On ne sait pas, avec la pandémie qui fait rage actuellement. Les répercussions probables en dehors des murs de la prison de Moroni. Un lieu d’enfermement certes, mais extrêmement perméable : les échanges avec l’extérieur sont quotidiens (employés, nourriture, matelas, eau etc.). Il fonctionne comme une communauté, une ville à part, avec sa hiérarchie, ses règles. Des hommes et des enfants mis au ban de la société, alors ils en recréent une, à côté. Car malgré le traitement inhumain et dégradant qu’ils subissent, les prisonniers restent des hommes et à travers le système d’entraide ou de commerce, il exerce un semblant de dignité et rétablit de manière fugace les conditions de leur humanité en se réappropriant l’espace, en créant une économie souterraine et en faisant respecter un système dans un lieu prévu pour être un trou à ordures.

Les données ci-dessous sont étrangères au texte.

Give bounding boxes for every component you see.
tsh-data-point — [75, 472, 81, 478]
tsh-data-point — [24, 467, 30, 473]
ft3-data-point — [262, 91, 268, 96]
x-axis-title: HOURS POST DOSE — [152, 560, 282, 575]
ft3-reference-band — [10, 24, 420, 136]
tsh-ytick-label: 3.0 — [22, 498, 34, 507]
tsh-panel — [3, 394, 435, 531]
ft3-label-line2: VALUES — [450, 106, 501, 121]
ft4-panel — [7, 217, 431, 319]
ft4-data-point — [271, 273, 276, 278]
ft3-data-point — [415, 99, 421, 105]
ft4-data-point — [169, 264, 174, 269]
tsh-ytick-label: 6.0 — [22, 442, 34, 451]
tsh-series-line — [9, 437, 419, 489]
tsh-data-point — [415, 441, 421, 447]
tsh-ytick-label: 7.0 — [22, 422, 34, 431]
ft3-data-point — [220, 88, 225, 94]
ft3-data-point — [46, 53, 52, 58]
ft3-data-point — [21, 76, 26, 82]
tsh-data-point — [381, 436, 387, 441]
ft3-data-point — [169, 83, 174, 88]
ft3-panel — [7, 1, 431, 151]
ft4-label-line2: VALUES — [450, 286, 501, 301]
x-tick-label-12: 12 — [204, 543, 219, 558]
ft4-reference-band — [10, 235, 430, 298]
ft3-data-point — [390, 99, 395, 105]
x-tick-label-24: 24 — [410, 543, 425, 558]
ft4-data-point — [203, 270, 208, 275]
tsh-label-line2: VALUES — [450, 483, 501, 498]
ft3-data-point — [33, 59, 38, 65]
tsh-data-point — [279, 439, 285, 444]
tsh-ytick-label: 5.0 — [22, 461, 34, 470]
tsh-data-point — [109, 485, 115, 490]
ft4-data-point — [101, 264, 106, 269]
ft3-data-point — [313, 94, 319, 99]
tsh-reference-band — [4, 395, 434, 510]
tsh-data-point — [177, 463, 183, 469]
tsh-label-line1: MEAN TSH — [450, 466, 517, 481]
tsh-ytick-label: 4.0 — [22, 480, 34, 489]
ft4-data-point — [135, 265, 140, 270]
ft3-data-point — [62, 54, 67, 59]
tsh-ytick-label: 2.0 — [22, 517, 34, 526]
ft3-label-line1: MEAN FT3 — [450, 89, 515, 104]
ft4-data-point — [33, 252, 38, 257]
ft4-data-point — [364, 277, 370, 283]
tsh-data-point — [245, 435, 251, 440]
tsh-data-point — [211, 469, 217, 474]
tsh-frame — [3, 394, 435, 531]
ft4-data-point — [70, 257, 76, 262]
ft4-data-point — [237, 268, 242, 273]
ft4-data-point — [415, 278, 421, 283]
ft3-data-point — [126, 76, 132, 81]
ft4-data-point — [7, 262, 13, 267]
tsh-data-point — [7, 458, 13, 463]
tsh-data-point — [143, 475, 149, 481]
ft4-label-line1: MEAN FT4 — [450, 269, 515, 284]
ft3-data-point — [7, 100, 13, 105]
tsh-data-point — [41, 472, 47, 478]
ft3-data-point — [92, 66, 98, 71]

Que faire? L’état interdit formellement toute prise de vue de ses prisons. Pour lutter contre l’omerta, faites tourner ces images, notre texte, faites savoir autour de vous que vous connaissez désormais les conditions d’incarcération des Comores et qu’elles vous indignent et que vous les jugez inacceptables. L’adage dit « qui ne dit mot, consent ». Alors si vous êtes contre ce qui se passe aux Comores au niveau de la justice, dites quelque chose.